Population: 342,000
Capital: Nassau
ILO Core Conventions Ratified: 29 – 87 – 98 – 100 – 105 – 111 – 138 – 182

Layoffs in the hotel sector continued, and more trade union officials found themselves without a job. The authorities have wide powers to interfere with trade union activities.

Trade union rights in law

While basic trade union rights are guaranteed, they are subject to many excessive restrictions. Private sector and most public sector workers have the right to form and join trade unions. However, the authorities have genuinely discretionary powers to refuse to register a union, and to deny the required licence unions need to affiliate with any body outside Bahamas. The authorities also interfere with internal trade union matters, as the Registrar must supervise the secret ballot to amend a union constitution. The law stipulates that union representatives should be elected at intervals not exceeding three years.
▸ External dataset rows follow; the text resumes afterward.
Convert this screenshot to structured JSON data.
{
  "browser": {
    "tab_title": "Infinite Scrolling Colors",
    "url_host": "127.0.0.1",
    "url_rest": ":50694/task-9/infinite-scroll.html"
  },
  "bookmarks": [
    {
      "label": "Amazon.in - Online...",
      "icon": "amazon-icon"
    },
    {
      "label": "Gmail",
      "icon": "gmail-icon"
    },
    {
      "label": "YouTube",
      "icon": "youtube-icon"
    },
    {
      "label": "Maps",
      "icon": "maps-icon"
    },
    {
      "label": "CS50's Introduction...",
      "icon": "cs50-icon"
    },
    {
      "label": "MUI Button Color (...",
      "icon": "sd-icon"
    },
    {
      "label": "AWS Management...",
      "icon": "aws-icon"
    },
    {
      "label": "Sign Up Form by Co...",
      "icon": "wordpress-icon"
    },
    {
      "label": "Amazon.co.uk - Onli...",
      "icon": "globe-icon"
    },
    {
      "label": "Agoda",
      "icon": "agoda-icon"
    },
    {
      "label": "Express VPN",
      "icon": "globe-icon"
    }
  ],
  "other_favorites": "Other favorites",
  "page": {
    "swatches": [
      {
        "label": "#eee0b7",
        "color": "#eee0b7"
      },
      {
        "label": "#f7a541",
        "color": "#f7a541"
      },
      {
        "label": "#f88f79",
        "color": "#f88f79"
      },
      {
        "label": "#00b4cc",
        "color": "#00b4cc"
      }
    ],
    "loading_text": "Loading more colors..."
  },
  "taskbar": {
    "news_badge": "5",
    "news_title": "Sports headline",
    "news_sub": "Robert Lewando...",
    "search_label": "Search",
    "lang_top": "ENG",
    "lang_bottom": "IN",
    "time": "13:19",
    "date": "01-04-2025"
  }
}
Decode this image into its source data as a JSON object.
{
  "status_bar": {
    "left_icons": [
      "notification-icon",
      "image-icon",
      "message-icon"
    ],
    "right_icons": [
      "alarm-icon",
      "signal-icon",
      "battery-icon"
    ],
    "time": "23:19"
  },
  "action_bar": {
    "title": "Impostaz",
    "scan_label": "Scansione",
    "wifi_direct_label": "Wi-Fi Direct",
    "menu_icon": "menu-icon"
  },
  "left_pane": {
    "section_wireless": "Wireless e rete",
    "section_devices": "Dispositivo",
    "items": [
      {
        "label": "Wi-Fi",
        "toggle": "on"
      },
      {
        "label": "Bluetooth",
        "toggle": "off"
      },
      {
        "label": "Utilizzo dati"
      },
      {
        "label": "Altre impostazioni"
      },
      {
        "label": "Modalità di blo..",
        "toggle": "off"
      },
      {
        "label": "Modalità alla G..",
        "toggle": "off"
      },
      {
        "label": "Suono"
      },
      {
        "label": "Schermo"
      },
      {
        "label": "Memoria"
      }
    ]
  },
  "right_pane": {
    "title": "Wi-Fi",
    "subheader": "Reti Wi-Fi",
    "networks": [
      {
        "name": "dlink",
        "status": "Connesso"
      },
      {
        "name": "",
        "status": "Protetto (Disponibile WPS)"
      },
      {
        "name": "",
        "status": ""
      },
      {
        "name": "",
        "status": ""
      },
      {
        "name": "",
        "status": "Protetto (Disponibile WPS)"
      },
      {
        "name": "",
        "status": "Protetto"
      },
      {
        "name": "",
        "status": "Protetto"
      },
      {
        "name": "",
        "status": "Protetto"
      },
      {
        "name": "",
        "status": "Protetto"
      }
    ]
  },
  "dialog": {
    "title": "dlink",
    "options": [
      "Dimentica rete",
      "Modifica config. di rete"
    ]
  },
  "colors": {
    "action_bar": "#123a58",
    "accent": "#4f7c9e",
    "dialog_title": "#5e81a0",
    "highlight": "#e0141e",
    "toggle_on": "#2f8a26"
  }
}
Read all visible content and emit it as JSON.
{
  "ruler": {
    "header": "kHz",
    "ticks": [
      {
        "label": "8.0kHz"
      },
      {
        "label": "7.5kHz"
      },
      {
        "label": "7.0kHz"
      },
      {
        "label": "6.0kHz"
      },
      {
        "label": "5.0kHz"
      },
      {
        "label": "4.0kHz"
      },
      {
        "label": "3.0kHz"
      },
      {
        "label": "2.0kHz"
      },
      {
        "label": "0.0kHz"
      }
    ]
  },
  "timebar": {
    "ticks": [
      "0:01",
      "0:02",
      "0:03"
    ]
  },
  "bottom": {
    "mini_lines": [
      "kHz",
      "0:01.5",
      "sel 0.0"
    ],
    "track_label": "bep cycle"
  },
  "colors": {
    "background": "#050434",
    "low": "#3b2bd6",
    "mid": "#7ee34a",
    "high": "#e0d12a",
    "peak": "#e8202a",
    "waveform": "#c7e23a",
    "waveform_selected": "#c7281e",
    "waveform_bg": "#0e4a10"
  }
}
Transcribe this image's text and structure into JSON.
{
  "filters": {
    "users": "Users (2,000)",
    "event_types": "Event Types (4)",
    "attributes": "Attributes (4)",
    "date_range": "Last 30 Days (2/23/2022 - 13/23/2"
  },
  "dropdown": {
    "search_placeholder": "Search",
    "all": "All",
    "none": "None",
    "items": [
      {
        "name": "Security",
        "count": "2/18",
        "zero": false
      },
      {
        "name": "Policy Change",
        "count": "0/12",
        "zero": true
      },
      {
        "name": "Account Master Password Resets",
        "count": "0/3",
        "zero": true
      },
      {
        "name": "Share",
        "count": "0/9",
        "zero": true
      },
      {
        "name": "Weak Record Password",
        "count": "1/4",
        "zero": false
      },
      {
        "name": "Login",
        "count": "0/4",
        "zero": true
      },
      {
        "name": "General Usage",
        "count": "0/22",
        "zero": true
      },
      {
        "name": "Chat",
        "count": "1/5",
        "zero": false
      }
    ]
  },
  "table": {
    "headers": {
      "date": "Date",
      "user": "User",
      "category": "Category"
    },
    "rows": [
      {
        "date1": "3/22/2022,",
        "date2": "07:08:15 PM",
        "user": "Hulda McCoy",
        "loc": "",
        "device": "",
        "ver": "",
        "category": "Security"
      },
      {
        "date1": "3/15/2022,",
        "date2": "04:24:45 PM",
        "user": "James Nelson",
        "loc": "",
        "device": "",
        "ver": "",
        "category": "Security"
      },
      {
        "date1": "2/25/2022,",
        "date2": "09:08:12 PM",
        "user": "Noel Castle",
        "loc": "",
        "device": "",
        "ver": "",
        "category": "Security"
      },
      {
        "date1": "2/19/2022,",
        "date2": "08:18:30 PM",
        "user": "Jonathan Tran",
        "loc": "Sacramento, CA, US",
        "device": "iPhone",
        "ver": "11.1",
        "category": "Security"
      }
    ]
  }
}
Furthermore, the right to collective bargaining is recognised, but a union must represent 50% plus one of the employees to be recognised as a bargaining agent. Also, if the employer and the union fail to reach an agreement after 12 months, the employer can apply to have the union's recognition revoked.

In order to call a strike, the Ministry of Labour must approve of the strike ballot, and can refer a dispute to the Tribunal if the parties fail to reach a settlement, during which time strike action is prohibited. The authorities also have the right to intervene in strikes to ensure the delivery of basic services and to uphold the "national interest". The law restricts the permissible targets for strikes and appears to prohibit protest and sympathy strikes, and workers who participate in unlawful strikes face excessive sanctions including imprisonment for up to two years.

Trade union rights in practice and violations in 2009

Background: The economic downturn also hit Bahamas, who ran a relatively large budget deficit in 2009. This prompted the government to cut costs by holding back a salary increase to teachers, doctors and nurses, as well as cancelling a new health insurance benefit which was provided for in the nurses' contract. The moved caused unrest among the nurses, who staged a large protest in the middle of the year in which over 60% of the staff called in sick.

No progress on union organising: In recent years, there have been cases of the government or employers refusing to recognise trade unions as bargaining agents.

Dismissal, harassment and threats common anti-union practices: Harassment and threatening of trade union leaders are commonly used as a ploy for toppling the unions.

Collective bargaining deliberately delayed: In some workplaces, employers deliberately delay collective bargaining with the union for over one year before making use of available legislation to request that the union's recognition be revoked.

Government intervenes and ends strikes: The right to strike is not exercised freely, since the government sometimes intervenes to stop a strike and has a legal right to do so.

Lay-offs continued at resort: Eighty workers, including three union officials who acted as shop stewards, were laid off in September at the Sandals Royal Bahamian Resort. The union was not given prior notice of the lay-offs. A few weeks prior to the lay-offs, the employees at Sandals had voted in favour of union representation by the Bahamas Hotel Maintenance and Allied Workers Union (BHMAWU), which defeated the Bahamas Hotel Catering and Allied Workers Union. The BHMAWU had been prevented from representing its members due to a long legal battle, but was recognised as the bargaining agent for the workers in a poll initially scheduled for 2008. That same year, 150 employees including eight trade union executive members had been made redundant at the Sandals resort (See 2009 issue of the Survey).